Reade et al. provided an extensive description of the pros and cons of IPD meta-analyses, as well as a review of IPDs in the intensive care field—unfortunately, they located only ten IPD meta-analyses up to this date (see Reade et al., Table 2). The paucity of studies using this technique in our field is likely due to difficulties inherent to the statistical methodology and considerable logistic barriers, as noted above, or both. The meta-analytic methodology has made impressive advances in the last decade, which will certainly facilitate the use of IPD meta-analysis. Thus, what is mostly missing at this time to increase the utilization of IPD meta-analysis in intensive care medicine is a more transparent and cohesive collaboration among clinical trialists, principal investigators, industry and governmental institutions.

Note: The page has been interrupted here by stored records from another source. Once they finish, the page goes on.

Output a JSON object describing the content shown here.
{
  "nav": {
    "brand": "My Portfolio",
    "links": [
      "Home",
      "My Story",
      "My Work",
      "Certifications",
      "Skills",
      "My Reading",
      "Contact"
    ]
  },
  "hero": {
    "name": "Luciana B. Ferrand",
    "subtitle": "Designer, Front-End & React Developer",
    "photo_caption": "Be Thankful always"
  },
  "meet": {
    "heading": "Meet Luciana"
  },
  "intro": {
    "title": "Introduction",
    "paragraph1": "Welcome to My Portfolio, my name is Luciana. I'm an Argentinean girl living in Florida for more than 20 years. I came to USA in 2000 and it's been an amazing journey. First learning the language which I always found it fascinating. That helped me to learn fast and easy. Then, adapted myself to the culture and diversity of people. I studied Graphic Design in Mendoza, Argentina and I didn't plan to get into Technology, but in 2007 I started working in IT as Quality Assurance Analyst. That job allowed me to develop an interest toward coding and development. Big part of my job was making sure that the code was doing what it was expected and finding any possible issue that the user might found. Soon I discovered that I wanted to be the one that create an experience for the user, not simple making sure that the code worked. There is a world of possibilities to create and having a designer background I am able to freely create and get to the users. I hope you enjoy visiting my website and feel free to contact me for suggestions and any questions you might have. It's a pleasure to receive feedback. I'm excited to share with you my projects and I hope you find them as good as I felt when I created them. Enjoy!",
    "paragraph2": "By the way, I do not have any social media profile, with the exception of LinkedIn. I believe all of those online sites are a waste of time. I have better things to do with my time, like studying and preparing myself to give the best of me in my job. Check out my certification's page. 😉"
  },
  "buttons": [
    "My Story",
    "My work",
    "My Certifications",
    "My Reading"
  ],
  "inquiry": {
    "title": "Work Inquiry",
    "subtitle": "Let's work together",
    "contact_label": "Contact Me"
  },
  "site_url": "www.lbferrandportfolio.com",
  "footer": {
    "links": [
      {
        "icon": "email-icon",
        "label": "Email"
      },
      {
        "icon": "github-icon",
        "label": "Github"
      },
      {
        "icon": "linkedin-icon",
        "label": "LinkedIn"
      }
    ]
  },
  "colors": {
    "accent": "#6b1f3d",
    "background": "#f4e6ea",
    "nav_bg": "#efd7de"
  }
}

Reade et al. are to be congratulated for such a great collaborative effort to resolve important therapeutic issues such as the use of EGDT for patients with severe sepsis and septic shock. Their prospective and multinational cooperation to perform a unique and powerful individual patient data meta-analysis of several large clinical trials [Protocolized Care for Early Septic Shock (ProCESS); Australian Resuscitation in Sepsis Evaluation (ARISE); Protocolised Management in Sepsis (ProMISe)] will unquestionably bring EGDT to its final destiny: dead or alive, but not critically ill!